Through many changes of location, the ownership of the company largely remained within the Kohler family until the late 1950s. Eventually, Kohler & Campbell sold their business to the Samick Music Corporation. Samick still makes the Kohler & Campbell pianos but they are manufactured mostly in Indonesia and South Korea.
Of the pianos that are made today under the broad banner of Samick are the ‘Millennium Series’. The claim from the company is that the Millennium range of pianos encapsulates hundreds of years of experience in piano making. These pianos are ‘crafted’ in Korea that has according to the Samick site, won awards for their processes and standards. The Millennium range boasts the very finest quality materials to accompany quality manufacturing.
Spruce from Canada is the material for the soundboard and air-dried maple that is made into bridges that transfer the sound from strings to the soundboard. Interestingly, the hammers, action, and keys are German from Pratt Reed. The Millennium range is quite extensive from the KCM-500 to the flagship model KFM-850. Each piano comes with a manufacturer’s warranty of ten years.
Vertical or upright pianos are induced in the Millennium family with eight pianos in the KM series and four in the KC or New Yorker series. As far as I can tell it is mostly the shape and styling that determines the model number as opposed to the internal manufacturing or quality of components. This brings a good selection of choices for those searching for a new model Kohler and Campbell.
Trawling the populated piano forums, it has clearly shown that there is a great divide amongst pianists and piano dealers. A significant number of USA dealers who have Kohler and Campbell in their catalog are stating that the new models (The Millennium) of Kohler and Campbell are perhaps not the top-quality category of a Bluthner, Yamaha, Steinway, or Kawai, but do represent a low to the mid-range instrument. This competitive pricing together with some notable names in the piano manufacturing world working with ‘Samick’ make the grand pianos especially worthy of consideration.
As for the many pianists, the opinions of Kohler and Campbell stretch from the downright derogatory to the somewhat surprised. The surprise I think originates from the many mixed reviews these pianos receive that do not always parallel in practice when trying the instrument for real. What some piano players mention is that even on the new models, there’s a strong chance you could buy a rogue one that just is not fit for purpose.
The manufacturing standards are reportedly high but tonal inconsistencies appear not to be uncommon. One commentator said that the Kohler and Campbell piano he tried had a very dull lower end but that once past A3 the tone became overly brittle and bright as if there were two entirely separate pianos in one case. Another quite abrasive comment was made by a pianist who experienced one of the strings snap on a Kohler and Campbell grand right in the middle of a performance.
The sad truth is that it only takes a few unfortunate happenings like the ones mentioned above for the reputation of a piano manufacturer to be called into question. That coupled with the perception that certain leading piano manufacturers are in some way faultless with their delivery of excellent pianos, that other brands do not stand much of a chance.

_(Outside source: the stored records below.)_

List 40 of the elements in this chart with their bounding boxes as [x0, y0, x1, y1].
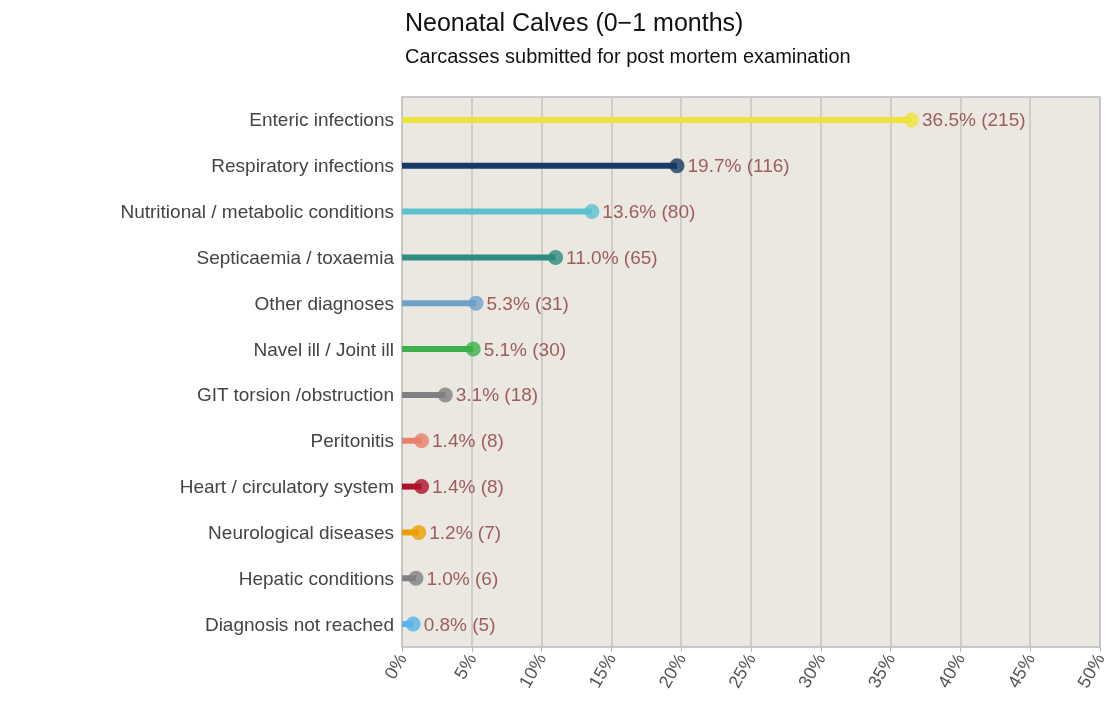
data-label: 19.7% (116) [687, 155, 790, 177]
data-label: 1.0% (6) [426, 567, 499, 589]
point [584, 204, 600, 220]
y-tick-label: Nutritional / metabolic conditions [120, 201, 394, 223]
y-tick-label: Peritonitis [310, 430, 394, 452]
point [414, 433, 430, 449]
point [437, 387, 453, 403]
y-tick-label: Enteric infections [249, 109, 394, 131]
x-tick-label: 0% [380, 650, 411, 683]
point [904, 112, 920, 128]
data-label: 36.5% (215) [922, 109, 1026, 131]
data-label: 1.2% (7) [429, 521, 502, 543]
chart-subtitle: Carcasses submitted for post mortem examination [405, 45, 851, 67]
y-tick-label: Hepatic conditions [238, 567, 394, 589]
y-tick-label: Navel ill / Joint ill [253, 338, 394, 360]
data-label: 5.1% (30) [483, 338, 567, 360]
point [669, 158, 685, 174]
data-label: 11.0% (65) [566, 246, 658, 268]
point [465, 341, 481, 357]
data-label: 5.3% (31) [486, 292, 569, 314]
chart-title: Neonatal Calves (0−1 months) [405, 7, 744, 36]
x-tick-label: 5% [450, 650, 481, 683]
y-tick-label: Diagnosis not reached [204, 613, 394, 635]
data-label: 3.1% (18) [455, 384, 539, 406]
data-label: 0.8% (5) [423, 613, 496, 635]
y-tick-label: Respiratory infections [211, 155, 394, 177]
point [414, 479, 430, 495]
data-label: 1.4% (8) [432, 430, 504, 452]
point [408, 570, 424, 586]
point [405, 616, 421, 632]
y-tick-label: GIT torsion /obstruction [196, 384, 394, 406]
y-tick-label: Other diagnoses [254, 292, 394, 314]
point [468, 295, 484, 311]
point [548, 249, 564, 265]
y-tick-label: Heart / circulatory system [179, 476, 394, 498]
y-tick-label: Neurological diseases [208, 521, 394, 543]
data-label: 13.6% (80) [602, 201, 696, 223]
point [411, 524, 427, 540]
data-label: 1.4% (8) [432, 476, 504, 498]
y-tick-label: Septicaemia / toxaemia [196, 246, 395, 268]
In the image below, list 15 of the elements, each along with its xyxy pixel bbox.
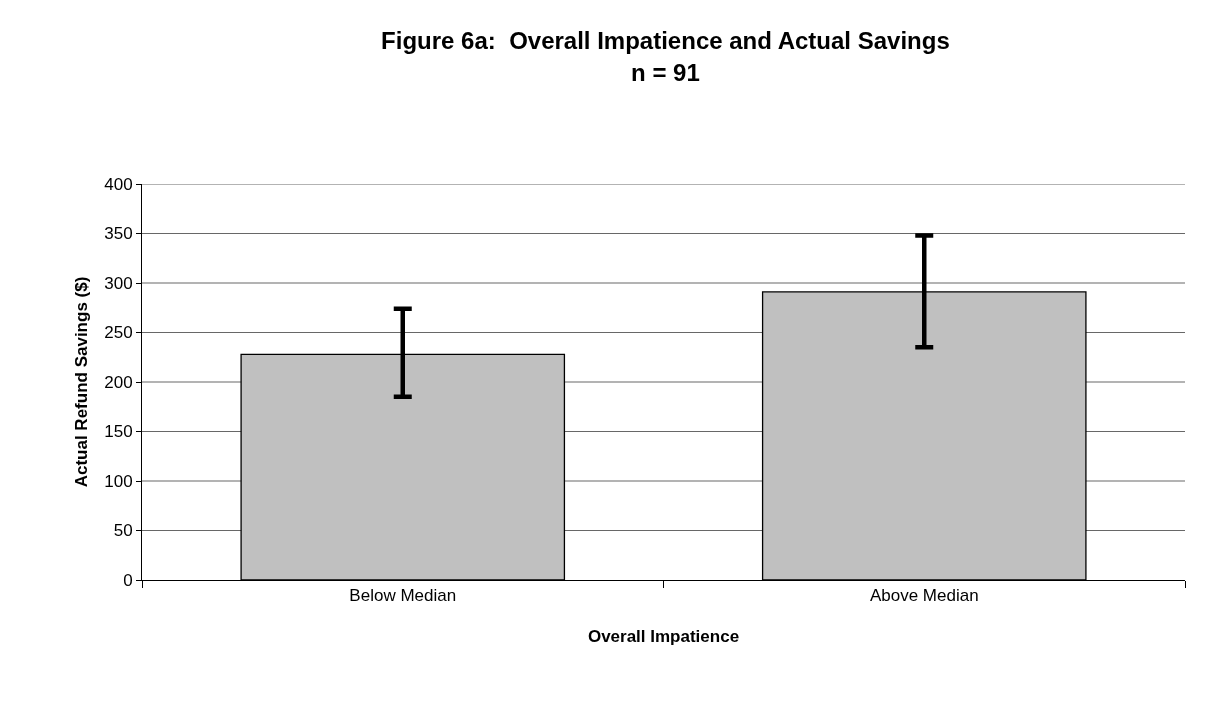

Almost regardless of the piano you choose, you can still find poor examples of even the top range of pianos. It is less likely perhaps, but a piano is in many ways a living instrument, handcrafted, and highly likely to be different each time to a degree. In other words, dismissing Kohler and Campbell’s pianos out of hand having never tried them would not be proper.
It may be well worth your time considering an even older model of Kohler and Campbell. If the manufacturing did not change for the better in more recent years, then you may have luck in finding a piano from saying the 1960s that with careful restoration might fit your needs. Alternatively, the Kohler and Campbell player pianos are still collectible and can fetch some steep prices at auctions. Whichever way you decide, Kohler and Campbell is not a piano manufacturer to ignore.